Our approach consists of a computational pipeline that constructs interpretable representations of text and performs perturbations to generate meaningful counterfactuals. The pipeline leverages the sentence's dependency syntax to determine whether pairs of words should be grouped together, segmenting the input sentence into interpretable components. This forms a simplified representation of the sentence as a binary vector. Based on this interpretable representation, the algorithm systematically generates all meaningful removal-based counterfactuals by selectively removing or replacing specific segments. By evaluating model predictions on these counterfactuals, the system quantifies the influence of each input component on the model's prediction through KernelSHAP aggregation. The resulting attribution scores are visualized to support user exploration and understanding.
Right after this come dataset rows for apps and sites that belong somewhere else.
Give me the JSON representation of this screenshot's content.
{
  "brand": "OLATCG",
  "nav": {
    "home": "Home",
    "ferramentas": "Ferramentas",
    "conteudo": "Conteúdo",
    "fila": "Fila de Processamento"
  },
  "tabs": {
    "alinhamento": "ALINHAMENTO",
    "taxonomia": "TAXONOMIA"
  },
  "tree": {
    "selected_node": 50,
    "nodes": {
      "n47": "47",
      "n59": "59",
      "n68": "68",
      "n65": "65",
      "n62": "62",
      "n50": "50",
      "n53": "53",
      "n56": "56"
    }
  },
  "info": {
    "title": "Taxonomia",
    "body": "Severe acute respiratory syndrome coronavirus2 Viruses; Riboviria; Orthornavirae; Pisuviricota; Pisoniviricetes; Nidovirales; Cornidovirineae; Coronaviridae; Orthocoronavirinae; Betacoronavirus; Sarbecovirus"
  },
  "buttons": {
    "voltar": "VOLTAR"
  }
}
We evaluate LLM Analyzer through a hypothetical use case, a user study, and feedback from XAI and NLP experts. In the user study with eight participants, we explored how users interact with the system when interpreting LLM behaviors and evaluated its usability and usefulness. Participants found the system easy to use and useful for understanding LLM behaviors, particularly when exploring what-if scenarios and addressing How to be questions. Additionally, we conducted interviews with three NLP researchers and three XAI researchers, each with between three and over ten years of experience. Experts from both domains found the system design to be concise and easy to comprehend, presenting a comprehensive overview of numerous functionalities.
Based on feedback from both users and experts, we outline two directions for future research and discuss the limitations of our system. The explanation process is inherently interactive, evolving through a dynamic exchange between the explainer and the explainee. A deeper understanding of this process can inform the development of more effective explanation tools that enhance both explanatory efficiency and user experience. For free-form text generation tasks, such as creative writing or complex reasoning, defining appropriate evaluators becomes much more challenging. We believe that logic-based evaluators offer a promising solution in these cases, as they are more general and better equipped to handle the variability inherent in natural language.
This paper presents LLM Analyzer, an interactive visualization system with an efficient counterfactual generation algorithm designed to support LLM practitioners and users in understanding LLM behaviors. The system facilitates interactive counterfactual generation and analysis, enabling users to actively engage in the exploration of LLM responses by varying target instances and analyzing outcomes at customizable levels of granularity. We conducted experiments demonstrating that our counterfactual generation algorithm is both time-efficient and capable of producing high-quality counterfactuals. Additionally, a user study and expert interviews with professionals in NLP and XAI validate the system's usability and usefulness. Our findings underscore the importance of involving humans as active participants in the explanation process, rather than as passive recipients of explanations.